AWS Config API 返回 403：禁止错误

Question

I am testing AWS Config APIs using postman and cannot figure out root cause of 403 forbidden error. The authorization is setup using AWS Signature (4) with the awsAccessKeyId and awsSecretAccessKey of the user who has following policies attached:

AWSConfigRoleForOrganizations, AWSConfigRole, AWSConfigUserAccess and AWSConfigRulesExecutionRole

curl --location --request POST 'https://config.us-west-2.amazonaws.com/?Action=ListDiscoveredResources&AUTHPARAMS&Version=2010-05-08' \
--header 'X-Amz-Content-Sha256: {generatedHash}' \
--header 'X-Amz-Date: 20200531T194002Z' \
--header 'Authorization: AWS4-HMAC-SHA256 Credential={accessKeyId}/20200531/us-west-2/config/aws4_request, SignedHeaders=content-length;host;x-amz-content-sha256;x-amz-date, Signature={signature}' \
--header 'Content-Type: text/plain' \
--data-raw '{
    "resourceType": "AWS::EC2::Instance"
}

I cannot find any example of URL parameter or HTTP header requirements for AWS Config API online.Has anyone been able to successfully authentication with AWS Config API if so, provide an example of Parameters or Request Header?

Answer 1

I was able to successfully fix the 403 forbidden error.
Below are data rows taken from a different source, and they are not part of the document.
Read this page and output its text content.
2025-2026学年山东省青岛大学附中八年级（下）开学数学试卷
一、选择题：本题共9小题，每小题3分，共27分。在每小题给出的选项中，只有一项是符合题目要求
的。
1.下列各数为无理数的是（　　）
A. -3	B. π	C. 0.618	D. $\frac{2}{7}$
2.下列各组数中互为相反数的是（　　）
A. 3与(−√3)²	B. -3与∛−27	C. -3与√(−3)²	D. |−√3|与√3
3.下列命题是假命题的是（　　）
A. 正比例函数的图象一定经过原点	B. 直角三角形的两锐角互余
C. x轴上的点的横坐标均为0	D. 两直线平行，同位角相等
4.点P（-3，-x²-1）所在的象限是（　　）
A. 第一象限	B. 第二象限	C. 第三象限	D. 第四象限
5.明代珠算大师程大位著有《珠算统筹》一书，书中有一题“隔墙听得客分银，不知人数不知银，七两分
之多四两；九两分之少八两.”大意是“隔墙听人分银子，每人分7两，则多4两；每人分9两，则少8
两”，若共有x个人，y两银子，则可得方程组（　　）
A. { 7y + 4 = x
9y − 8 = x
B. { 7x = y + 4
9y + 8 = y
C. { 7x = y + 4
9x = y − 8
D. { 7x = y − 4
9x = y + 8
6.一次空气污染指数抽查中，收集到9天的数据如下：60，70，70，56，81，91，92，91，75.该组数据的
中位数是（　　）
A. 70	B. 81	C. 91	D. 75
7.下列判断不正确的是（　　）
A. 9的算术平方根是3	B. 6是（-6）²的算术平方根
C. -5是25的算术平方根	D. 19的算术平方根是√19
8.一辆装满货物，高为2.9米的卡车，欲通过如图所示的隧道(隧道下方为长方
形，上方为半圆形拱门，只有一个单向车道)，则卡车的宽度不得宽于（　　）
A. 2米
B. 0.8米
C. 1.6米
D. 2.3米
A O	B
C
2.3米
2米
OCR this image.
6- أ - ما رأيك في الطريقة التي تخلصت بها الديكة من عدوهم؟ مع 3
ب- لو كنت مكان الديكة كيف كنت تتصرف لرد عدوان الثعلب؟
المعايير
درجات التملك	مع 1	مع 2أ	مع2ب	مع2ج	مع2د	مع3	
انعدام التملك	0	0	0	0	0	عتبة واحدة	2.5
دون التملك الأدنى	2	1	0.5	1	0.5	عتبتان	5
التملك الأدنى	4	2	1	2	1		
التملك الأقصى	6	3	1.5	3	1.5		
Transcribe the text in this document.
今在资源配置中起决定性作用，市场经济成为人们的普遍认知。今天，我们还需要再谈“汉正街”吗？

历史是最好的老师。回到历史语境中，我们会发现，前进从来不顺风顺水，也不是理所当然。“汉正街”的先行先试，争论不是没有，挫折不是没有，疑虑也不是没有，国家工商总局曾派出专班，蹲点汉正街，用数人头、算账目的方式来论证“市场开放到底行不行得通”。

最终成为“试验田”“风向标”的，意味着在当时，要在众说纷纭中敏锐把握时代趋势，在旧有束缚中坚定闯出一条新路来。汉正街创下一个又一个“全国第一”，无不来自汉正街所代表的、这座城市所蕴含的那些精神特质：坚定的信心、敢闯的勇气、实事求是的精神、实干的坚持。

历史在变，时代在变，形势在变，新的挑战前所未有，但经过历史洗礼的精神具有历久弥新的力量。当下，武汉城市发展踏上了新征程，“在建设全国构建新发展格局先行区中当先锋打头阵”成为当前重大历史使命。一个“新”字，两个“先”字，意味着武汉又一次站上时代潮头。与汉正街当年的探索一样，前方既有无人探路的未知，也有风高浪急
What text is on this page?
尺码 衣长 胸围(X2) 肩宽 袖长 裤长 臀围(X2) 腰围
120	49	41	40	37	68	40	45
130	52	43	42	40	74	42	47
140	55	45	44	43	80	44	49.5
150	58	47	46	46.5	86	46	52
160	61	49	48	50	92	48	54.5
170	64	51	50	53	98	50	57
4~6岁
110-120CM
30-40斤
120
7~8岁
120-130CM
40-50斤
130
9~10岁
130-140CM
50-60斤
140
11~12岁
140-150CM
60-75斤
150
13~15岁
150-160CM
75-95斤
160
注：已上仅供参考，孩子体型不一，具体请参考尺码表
The Parameter and HTTP header blow work properly and return the response 200:

curl --location --request POST 'https://config.us-west-2.amazonaws.com/?Action=ListDiscoveredResources&AUTHPARAMS&Version=2010-05-08' \ --header 'Content-Type: application/x-amz-json-1.1' \ --header 'X-Amz-Target: StarlingDoveService.ListDiscoveredResources' \

(omitted rest of header for simplicity)

Having said that, I am still not sure about 'X-Amz-Target: StarlingDoveService.ListDiscoveredResources' . There is no mention of it in in AWS documentation for AWS Config API . Stumbled upon it from the AWS discuss forum by luck.